Lidar com o legado de uma banda famosa é um fardo e uma responsabilidade, e a “propriedade” da voz que conta a história sobre essa banda é um objeto de disputas acirradas. O caso recente do Sex Pistols é exemplar desse campo de disputas. E agora, foi resolvido na Suprema Corte da Inglaterra. O caso em questão é o seguinte: o ex-vocalista da banda John Lydon (vulgo Johnny Rotten) entrou na Justiça para impedir que as canções do grupo fossem usadas na trilha sonora da série de TV Pistol, que contará a história do conjunto.

Lydon/ Rotten e Jones nos tempos da banda.

O problema é que a série é apoiada pelo ex-guitarrista Steve Jones, já que se baseia em sua autobiografia. O livro trata Lydon “sob uma luz hostil e nada favorável”, segundo o advogado Mark Cunningham. Por causa disso, Lydon não quer que a sua música seja usada na série, mas um acordo contratual da própria banda, de 1998, definiu que as decisões sobre licenciamento seriam decididas por maioria simples.
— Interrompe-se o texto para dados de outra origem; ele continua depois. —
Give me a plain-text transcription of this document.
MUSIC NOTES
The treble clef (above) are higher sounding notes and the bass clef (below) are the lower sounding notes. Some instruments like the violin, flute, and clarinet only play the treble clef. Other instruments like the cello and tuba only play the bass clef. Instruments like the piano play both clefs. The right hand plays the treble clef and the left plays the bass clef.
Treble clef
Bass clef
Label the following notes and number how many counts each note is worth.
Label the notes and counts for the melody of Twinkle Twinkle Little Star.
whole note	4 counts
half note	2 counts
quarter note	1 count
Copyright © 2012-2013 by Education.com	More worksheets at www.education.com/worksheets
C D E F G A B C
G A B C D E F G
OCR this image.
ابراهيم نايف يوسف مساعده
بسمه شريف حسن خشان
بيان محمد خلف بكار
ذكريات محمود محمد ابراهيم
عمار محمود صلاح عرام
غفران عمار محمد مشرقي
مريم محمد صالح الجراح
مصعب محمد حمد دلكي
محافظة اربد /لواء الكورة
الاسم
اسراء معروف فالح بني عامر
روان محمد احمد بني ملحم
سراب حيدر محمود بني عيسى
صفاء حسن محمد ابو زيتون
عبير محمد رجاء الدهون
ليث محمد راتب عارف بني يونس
O baterista Paul Cook está ao lado de Jones, o que motivou Lydon a recorrer à Justiça.

As audiências do caso ocorreram na Suprema Corte de Londres em julho e na segunda-feira (dia 23 de agosto) foi dado o veredito a favor de Jones e Cook, segundo informa a agência de notícias AFP.

Sex Pistols: radicalismo.

O caso ilustra a complexidade do legado de uma banda e as formas diferenciadas que uma mesma história pode ser contadas, ainda mais quando as discordâncias estão dentro do próprio grupo. Além do feudo entre Lydon de um lado e Jones e Cook do outro; os outros dois membros da banda não estão envolvidos no processo: o baixista original Glen Matlock deixou a banda em 1977 e seu substituto, Syd Vicious já é falecido, embora seus representantes legais apoiem a causa de Jones.

A série Pistol será dirigida por Danny Boyle (de Quem quer ser um milionário?), baseada no livro de Jones, que foi lançado em 2016.

Sid Vicous automutilado em show, ao lado de Johnny Rotten.

O Sex Pistols foi uma banda que formou em Londres em 1975, pela união de Johnny Rotten (vocais), Steve Jones (guitarra), Glen Matlock (baixo) e Paul Cook (bateria), fazendo um rock simples, sujo e barulhento, fundando o Movimento Punk na Inglaterra. Empresariados por Malcolm McLaren (então, marido da estilista Vivienne Westwood), o grupo virou um fenômeno de público nas periferias de Londres e lançou seu primeiro single, Anarchy in the UK, que tomou de assalto a mídia, ainda mais quando o segundo compacto, God saves the Queen, tirava sarro da monarca justamente nas comemorações do Jubileu de Prata de seu reinado. O grupo expulsou o baixista Glen Matlock “porque ele gostava de Beatles” e o substituiu pelo radical Syd Vicious, que se transformou em um ícone do Movimento Punk, apesar de mal saber tocar. Expulsos de duas gravadoras antes de lançarem seu álbum, Never Mind the Bullocks, lançado em 1977, os Sex Pistols encerraram as atividades já em 1978, em meio à sua primeira turnê pelos Estados Unidos. Vicious terminou preso acusado de matar a namorada, e ao ser libertado sob condicional, morreu por uma overdose em 1980. Rotten passou a usar o nome verdadeiro, John Lydon, e continuou em evidência na banda PIL. Os Sex Pistols se reuniram algumas vezes para realizar turnês – trazendo Matlock de volta – a última delas em 2008.